Wednesday, 28 February 2007

Shanghai > New York > Tokyo (and everything in between)

Some coffee-table reading stuff for the day


Andrew Leonard from Salon.com's How the World Works:


A long day for the global economy

Andrew Leonard, 20:12 EST, Feb. 27, 2007


In my last post I wrote that traders in New York would have a sleepless night tonight. But they don't have to wait for morning if they're looking for more turmoil in the markets. Two hours after the Tokyo Stock Exchange opened, as of about 5 p.m. PST, the Nikkei 225 index had fallen 588 points, or about 3.25 percent of its value.


Those numbers may well spike up and down as the trading day continues: The Nikkei first fell 700 points before rebounding a bit. But a day that begins with a stock market crash in Shanghai, continues with an implosion in New York and then finishes with panic selling in Tokyo is not your ordinary day. If a defining characteristic of the global economy is technologically mediated financial integration, then what we are currently witnessing could be a state-of-the-art global market meltdown.

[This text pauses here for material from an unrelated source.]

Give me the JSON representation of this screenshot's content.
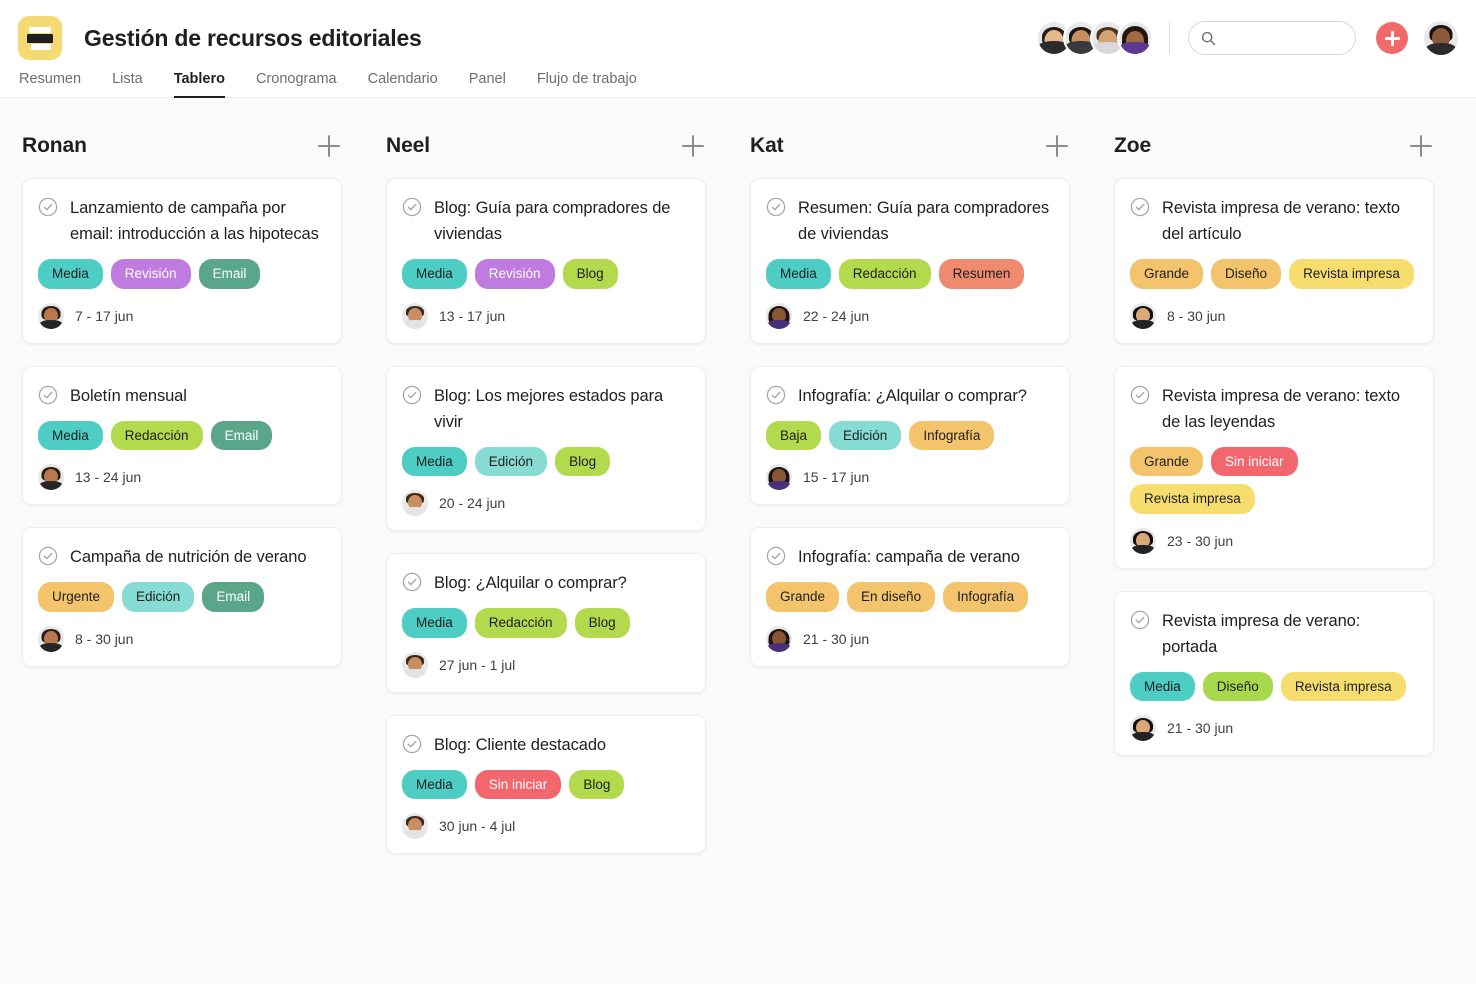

In his previous post, he mused about how much we do not know:


This ... the kitchen-sink explanation for market behavior. Or, in other words, we really don't have a clue why the market spooked.


.... the lack of a single all-explanatory factor suggests that traders and investors are in a state of deep nervousness over where the economy is headed, and they are ready to bolt for the exits at a moment's notice. All it took was a discouraging word from Greenspan, a meltdown in Shanghai and a suicide bomber in Afghanistan, and they were off!


But continued with a relatively more sanguine note:


But you never know. On Wednesday traders looking for bargains could swoop back in, and few market observers would be surprised to see a sudden lunge back up. Certainly, if you look at a chart of the Dow over the last five years, you will see little reason for pessimism. Sure, there have been some minor setbacks along the way, but the overall trend line has been up, up, up. How much can you complain when your correction comes after a record high?

On other notes, AP just released a mostly redundant piece with the title - Economists Say Recession Unlikely.


... many economists put the probability of a recession at about one in five.

And WSJ has a 'still hot from the oven article' by Greg Ip on Greenspan's influence, titled - Markets Find It Hard To Break the Greenspan Habit.


It begins with:


As chairman of the Federal Reserve, Alan Greenspan had 200 Ph.D. economists (!) at his disposal to help decipher economic and market trends. Now, in the year since retiring from the job he held for 18 years, he relies on less than a half-dozen staffers to analyze the same economic trends.


The last 48 hours have made clear, though, that investors can be just as devoted to what he has to say about those trends -- a devotion some say makes it harder to concentrate on what his successor, Ben Bernanke, has to say.